Un emparrado cubre varios tramos de la travesía, y su sombra se esparce sobre los
adoquines centenarios. El frescor casi se puede paladear. Juana camina
lentamente. Desea alcanzar lo que parece el final de la calle: un patio
penumbroso que se vislumbra en una cercana lejanía. Se está aproximando. Esta
vez va a alcanzarlo.
Sus
ojos se abren. Despierta, la luz inclemente del mediodía ciega su pensamiento. Una vez más, el sueño
recurrente que no logra culminar.
—Señora.
Con
ella no hay títulos o grados militares. Es la hija de una familia patricia, que
ha abandonado la tranquilidad de una vida resuelta, por un fin superior al que se
siente predestinada. Todos lo saben, y reconocen su grandeza. También su
arrojo, su obstinación, y su genio militar.
—Señora.
—Ya
te he oído, Alvear. No hace falta que te repitas. ¿Qué sucede? ¿Ya han llegado?
—En
efecto. Tal como nos dijeron.
Un
mensajero les ha anticipado la derrota de la partida enviada a tomar Antauta.

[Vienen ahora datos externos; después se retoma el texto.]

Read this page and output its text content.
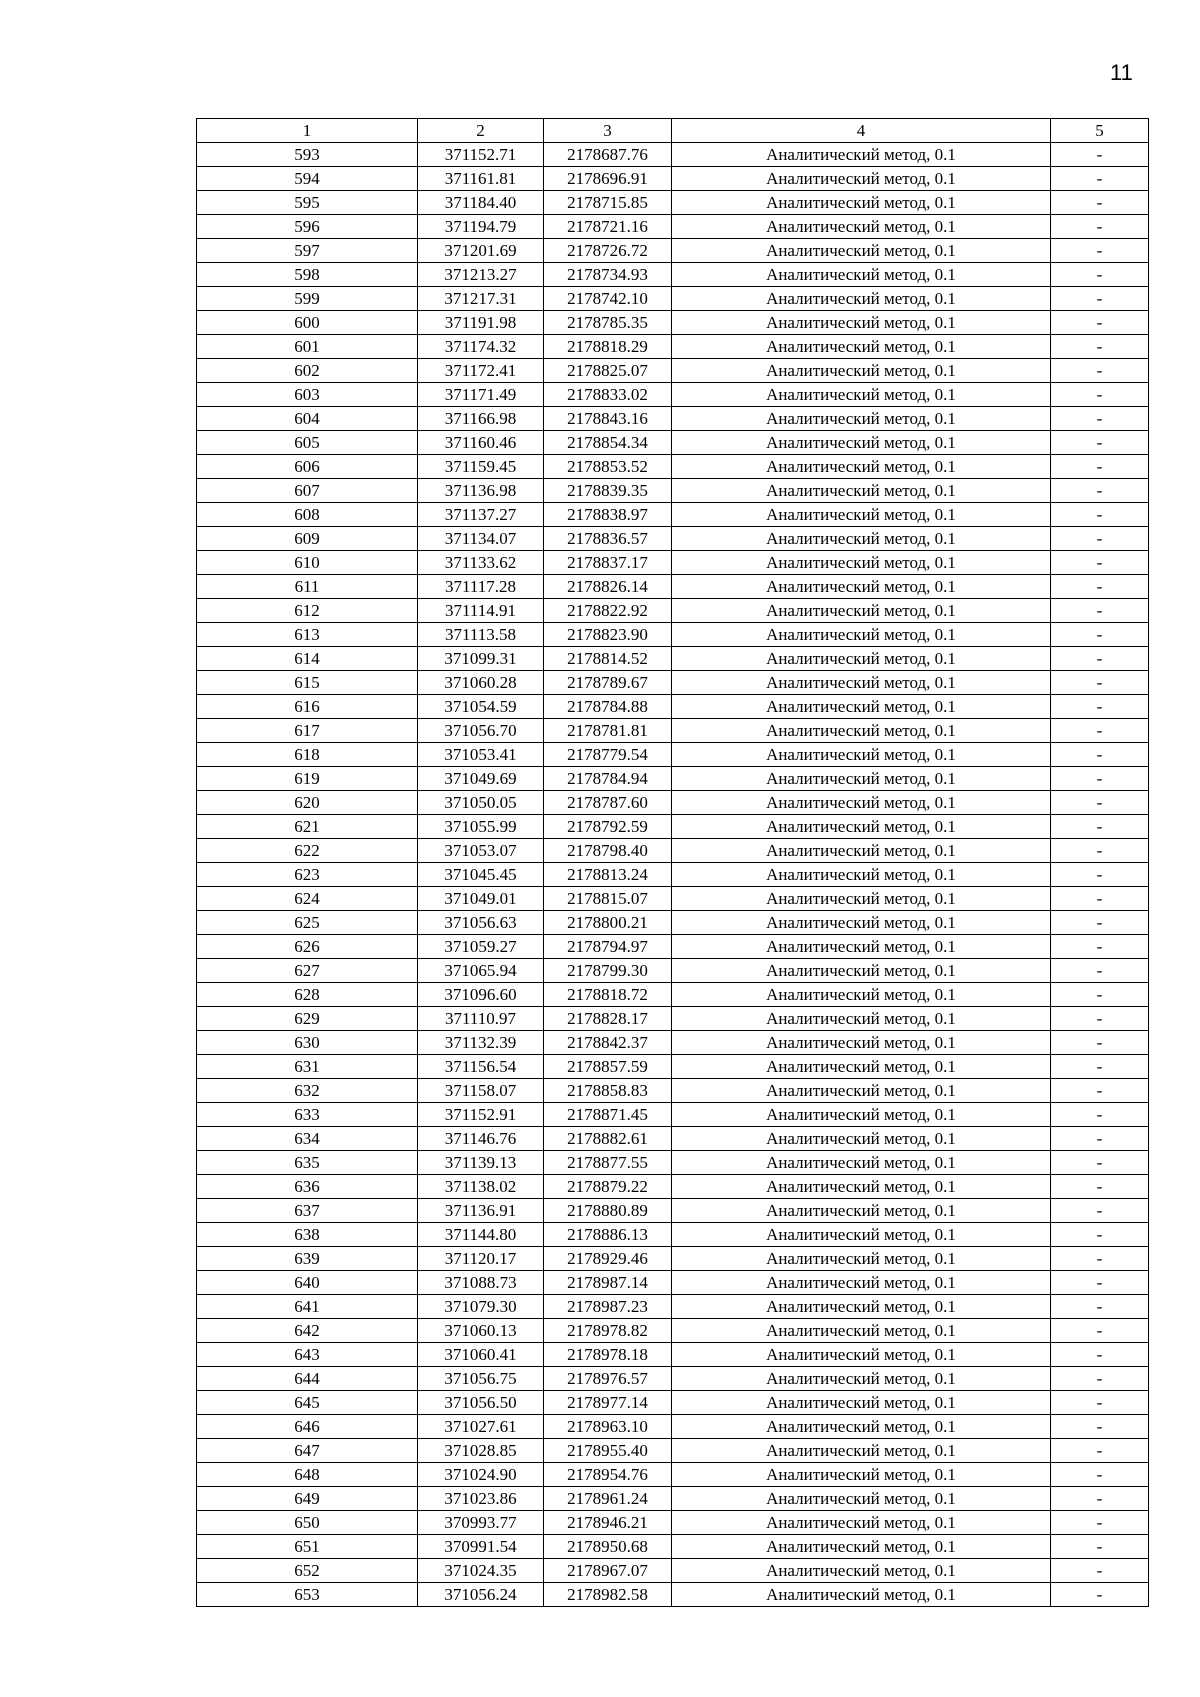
11
1	2	3	4	5
593	371152.71	2178687.76	Аналитический метод, 0.1	-
594	371161.81	2178696.91	Аналитический метод, 0.1	-
595	371184.40	2178715.85	Аналитический метод, 0.1	-
596	371194.79	2178721.16	Аналитический метод, 0.1	-
597	371201.69	2178726.72	Аналитический метод, 0.1	-
598	371213.27	2178734.93	Аналитический метод, 0.1	-
599	371217.31	2178742.10	Аналитический метод, 0.1	-
600	371191.98	2178785.35	Аналитический метод, 0.1	-
601	371174.32	2178818.29	Аналитический метод, 0.1	-
602	371172.41	2178825.07	Аналитический метод, 0.1	-
603	371171.49	2178833.02	Аналитический метод, 0.1	-
604	371166.98	2178843.16	Аналитический метод, 0.1	-
605	371160.46	2178854.34	Аналитический метод, 0.1	-
606	371159.45	2178853.52	Аналитический метод, 0.1	-
607	371136.98	2178839.35	Аналитический метод, 0.1	-
608	371137.27	2178838.97	Аналитический метод, 0.1	-
609	371134.07	2178836.57	Аналитический метод, 0.1	-
610	371133.62	2178837.17	Аналитический метод, 0.1	-
611	371117.28	2178826.14	Аналитический метод, 0.1	-
612	371114.91	2178822.92	Аналитический метод, 0.1	-
613	371113.58	2178823.90	Аналитический метод, 0.1	-
614	371099.31	2178814.52	Аналитический метод, 0.1	-
615	371060.28	2178789.67	Аналитический метод, 0.1	-
616	371054.59	2178784.88	Аналитический метод, 0.1	-
617	371056.70	2178781.81	Аналитический метод, 0.1	-
618	371053.41	2178779.54	Аналитический метод, 0.1	-
619	371049.69	2178784.94	Аналитический метод, 0.1	-
620	371050.05	2178787.60	Аналитический метод, 0.1	-
621	371055.99	2178792.59	Аналитический метод, 0.1	-
622	371053.07	2178798.40	Аналитический метод, 0.1	-
623	371045.45	2178813.24	Аналитический метод, 0.1	-
624	371049.01	2178815.07	Аналитический метод, 0.1	-
625	371056.63	2178800.21	Аналитический метод, 0.1	-
626	371059.27	2178794.97	Аналитический метод, 0.1	-
627	371065.94	2178799.30	Аналитический метод, 0.1	-
628	371096.60	2178818.72	Аналитический метод, 0.1	-
629	371110.97	2178828.17	Аналитический метод, 0.1	-
630	371132.39	2178842.37	Аналитический метод, 0.1	-
631	371156.54	2178857.59	Аналитический метод, 0.1	-
632	371158.07	2178858.83	Аналитический метод, 0.1	-
633	371152.91	2178871.45	Аналитический метод, 0.1	-
634	371146.76	2178882.61	Аналитический метод, 0.1	-
635	371139.13	2178877.55	Аналитический метод, 0.1	-
636	371138.02	2178879.22	Аналитический метод, 0.1	-
637	371136.91	2178880.89	Аналитический метод, 0.1	-
638	371144.80	2178886.13	Аналитический метод, 0.1	-
639	371120.17	2178929.46	Аналитический метод, 0.1	-
640	371088.73	2178987.14	Аналитический метод, 0.1	-
641	371079.30	2178987.23	Аналитический метод, 0.1	-
642	371060.13	2178978.82	Аналитический метод, 0.1	-
643	371060.41	2178978.18	Аналитический метод, 0.1	-
644	371056.75	2178976.57	Аналитический метод, 0.1	-
645	371056.50	2178977.14	Аналитический метод, 0.1	-
646	371027.61	2178963.10	Аналитический метод, 0.1	-
647	371028.85	2178955.40	Аналитический метод, 0.1	-
648	371024.90	2178954.76	Аналитический метод, 0.1	-
649	371023.86	2178961.24	Аналитический метод, 0.1	-
650	370993.77	2178946.21	Аналитический метод, 0.1	-
651	370991.54	2178950.68	Аналитический метод, 0.1	-
652	371024.35	2178967.07	Аналитический метод, 0.1	-
653	371056.24	2178982.58	Аналитический метод, 0.1	-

Una aldehuela que, por su ubicación, es necesario controlar si quieren tener
esperanzas de derrotar al ejército realista, que desde hace meses se prepara
para masacrarles.
—Malos
tiempos son si no somos capaces de tomar un pequeño poblado.
—Parece
que los habitantes habían sido comprados por el oro del rey.
—Qué
estupidez, Alvear —dice mientras se levanta del sofá.
Se
arrepiente enseguida de la frase. Sus mandos provienen todos del ejército
realista. Son, por tanto, legalmente, desertores, o peor aún, traidores que
solo merecen la ejecución con deshonra. Es injusta al tratarles con ese
desprecio.
Sale
del salón hacia la pradera inmensa que rodea la modesta estancia. Los
supervivientes de la escaramuza vuelven sucios, emponzoñados de sangre y
derrota, sobre caballos moribundos, o andando con sus últimas fuerzas. Son
atendidos por las mujeres, aunque algunos ya están sentenciados por sus
heridas. Pero lo peor no es su muerte, asumida como posibilidad desde que
salieron a la lucha. Lo peor es la sensación de que las posibilidades se
agotan.
Esa
noche Juana se reúne con sus colaboradores para analizar la situación. Son
siete hombres, cada uno con un mando sobre un batallón de doscientos
soldados. La disyuntiva es clara:
intentar reforzarse para defenderse mejor de la inminente ofensiva realista; o,
contra toda lógica militar, intentar un golpe de mano. Para morir junto a la
nueva nación por la que luchan, o para torcer el rumbo de la historia de una
forma inaudita en la historia de América. Pero la situación es desesperada,
hasta tal punto que los ánimos comienzan a flaquear. Tras la derrota de Huaqui,
apenas han podido recomponer sus tropas. El silencio se mantiene ante la
pregunta que lanza Juana: “¿Qué es lo más conveniente para la causa?”. Y ese silencio evidencia las dudas que albergan
algunos de ellos. Dudas que les lleva a pensar en una posible salida honrosa, a
la altura de sus ideales.
—Señora
—responde finalmente el teniente Alvear—.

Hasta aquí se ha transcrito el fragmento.